At the beginning make sure that students understand what an amino acid sequence. It is the beginnings of a protein and is translated from RNA which is transcribed from DNA. Explain that in this case we will be looking at cytochrome C, which is a highly conserved sequence and is involved in respiration and metabolism (the obtaining of energy from sugar and oxygen). Because it is so important to the survival of different species it is highly conserved. Mutations that are beneficial or not harmful are highly rare and only happen very infrequently. Because that is the case we can use these highly unusual and rare mutations to determine not only how closely related species are, but also to estimate how long ago two species diverged from each other.

Students will then be introduced to the concept of phylogenetic trees. Several examples will be drawn on the board and typical misconceptions and mistakes will be addressed. Willing students will then perform example on the white board after I tell them who which mock species are most closely related.

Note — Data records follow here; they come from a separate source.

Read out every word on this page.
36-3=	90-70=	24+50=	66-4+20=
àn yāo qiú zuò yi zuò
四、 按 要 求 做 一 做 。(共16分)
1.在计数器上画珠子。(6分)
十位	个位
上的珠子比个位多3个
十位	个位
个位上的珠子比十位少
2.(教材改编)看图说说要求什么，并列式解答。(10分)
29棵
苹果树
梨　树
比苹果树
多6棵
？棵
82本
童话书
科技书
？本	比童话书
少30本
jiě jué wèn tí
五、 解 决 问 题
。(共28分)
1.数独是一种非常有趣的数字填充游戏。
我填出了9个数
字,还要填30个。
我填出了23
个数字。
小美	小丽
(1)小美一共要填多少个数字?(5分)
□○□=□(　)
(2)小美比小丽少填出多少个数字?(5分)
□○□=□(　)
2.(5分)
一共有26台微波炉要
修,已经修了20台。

Activity: Students will be handed data sheet and worksheet and allowed to work in groups of four. Students are allowed to divide up the task of counting amino acid differences between species. However, each student should make their own evolutionary tree. Demonstrate to the students how to properly count the differences in amino acid sequences. Make sure they understand that the sequences break on to another line and where to write their answers.

Closure: Help students understand that the work that they just completed is very similar to the work done by many thousands of scientists across the globe to help construct an ever growing tree of life. The final discussion will involve how we can disprove or support the evolutionary hypotheses we have just produced.

Accomodations: Some students may be unable to draw the phylogenetic tree. Since they will be working in groups others are allowed and encouraged to help but also admonished to only draw what they are told to by the student unable to draw. The same goes for students that are unable to determine how many differences there are between amino acid sequences due to difficulty tracking with their eyes or visual impairment. Student learning goals and vocabulary will be prominently placed at the front of the room so that students will be able to see visually the vocabulary involved with the lesson and so that they can consult the information throughout the lesson.

Assessment (see worksheet)

Constructing a Evolutionary Tree from Biomolecular Data Worksheet

Today you will construct an evolutionary tree based on biomolecular data. Doing so will allow you to create a hypothesis about the evolutionary history of several species.

Background: Some DNA is converted into mRNA which can then be turned into a chain of amino acids called a protein. After one species splits into two species parts of their genome act like molecular clocks, which changed at fixed, regular amounts. One such molecular clock is the sequence for cytochrome C. We will analyze the differences in cytochrome C amino acid sequences between 9 species.

1)Using the “Amino Acid Sequences Data” handout, fill in the blanks with the number of amino acid differences between the paired sequences. This is the only part of the worksheet that you can divide the task among members in your group and share data.

2)Using the data from the step above fill in this chart.

Horse / Donkey / Whale / Chicken / Penguin / Snake / Moth / Yeast / Wheat
Horse / 0
Donkey / 0
Whale / 0
Chicken / 0
Penguin / 0
Snake / 0
Moth / 0
Yeast / 0
Wheat / 0

3)Using the top row of data, construct an evolutionary tree on the next page. Using the below steps.

  1. Draw a long diagonal line from the middle of the page to the bottom left corner.
  2. At the top right of this line write ‘horse.’
  3. Draw the branch of your most closely related species based on the lowest integer within the ‘horse’ row.
  4. Repeat this process with the second lowest integer.
  5. Repeat until the entire tree is filled in.

4)Explain why species separated by much time often have sequences that are very different.

5)If on average 1 change happens every 15 million years, calculate when each species diverged from the horse and add this information to your evolutionary tree.

6)What other information could be used to support or contradict the evolutionary tree you have just created?